Using Excel formulas to sift through and compare the allele observed for each SNP, I found 2 triallelic SNPs in the data, 10 indels of more than 1bp, 4 indels of 1bp. I filtered them out. Using Excel formulas again, I put the alleles together to make genotypes for each SNP and re-organise the dataset so that it would be in the format of one marker per line, with rs#, alleles (i.e. A/G), chrom, pos, in the first 4 columns, and the 90 Coriell IDs in the next 90 column headers and the genotypes for that marker under each Coriell ID. Basically I tried to make it look like the HapMap genotype dump file. I even added the same first few lines that start with #, i.e..

#Wed Jul 10 11:46:24 2013: HapMap genotype data dump, SNPs genotyped in population CEU on chr7:151969353..152009352

#For details on file format, see http://www.hapmap.org/genotypes/

rs# alleles chrom pos strand assembly# center protLSID assayLSID panelLSID QCcode NA15024 NA15025 NA15028 NA15029

And I put dummy values that resemble the HapMap data for all the columns I didn't have, like protLSID and QCcode... I didn't know if they would be that important for Haploview or not.
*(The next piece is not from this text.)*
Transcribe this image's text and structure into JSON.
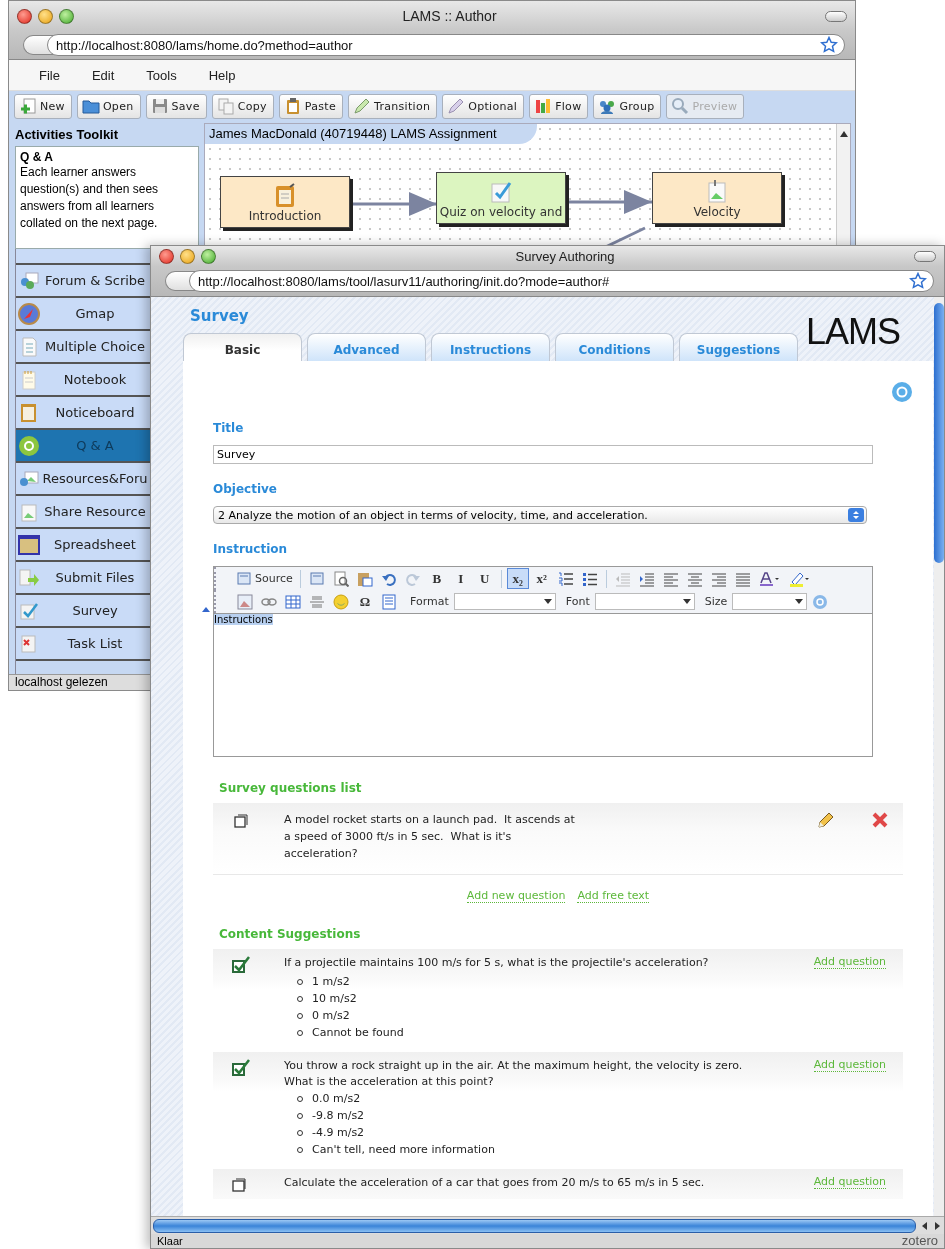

Here's my first line..

rs6961422 C/T chr7 151969561 + ncbi_b36 perlegen urn:lsid:perlegen.hapmap.org:Protocol:Genotyping_1.0.0:2 urn:lsid:perlegen.hapmap.org:Assay:25175.5570928:1 urn:lsid:dcc.hapmap.org:Panel:CEPH-30-trios:1 QC+ NN TT NN NN TT CT TT NN NN

And I concatenated it with spaces " " between the columns and saved as a txt file. It wouldn't load in Haploview though, I got a strange looking error message saying "HapMap data format error: c h r 7 : 1 5 1 9 6 9 3 5 3 . . 1 5 2 0 0 9 3 5 2". I was thinking maybe Excel has added stuff to the cells maybe, like quotation marks or spaces? Or maybe I shouldn't have concatenated but saved as a space-delimited file?

Anyone that is familiar with formatting files for Haploview can you give me any advice on how to fix this so Haploview could read it?

Do you guys think this will even work/is worth it? Also, noting any mistakes I made/suggestions/improvements would be appreciated.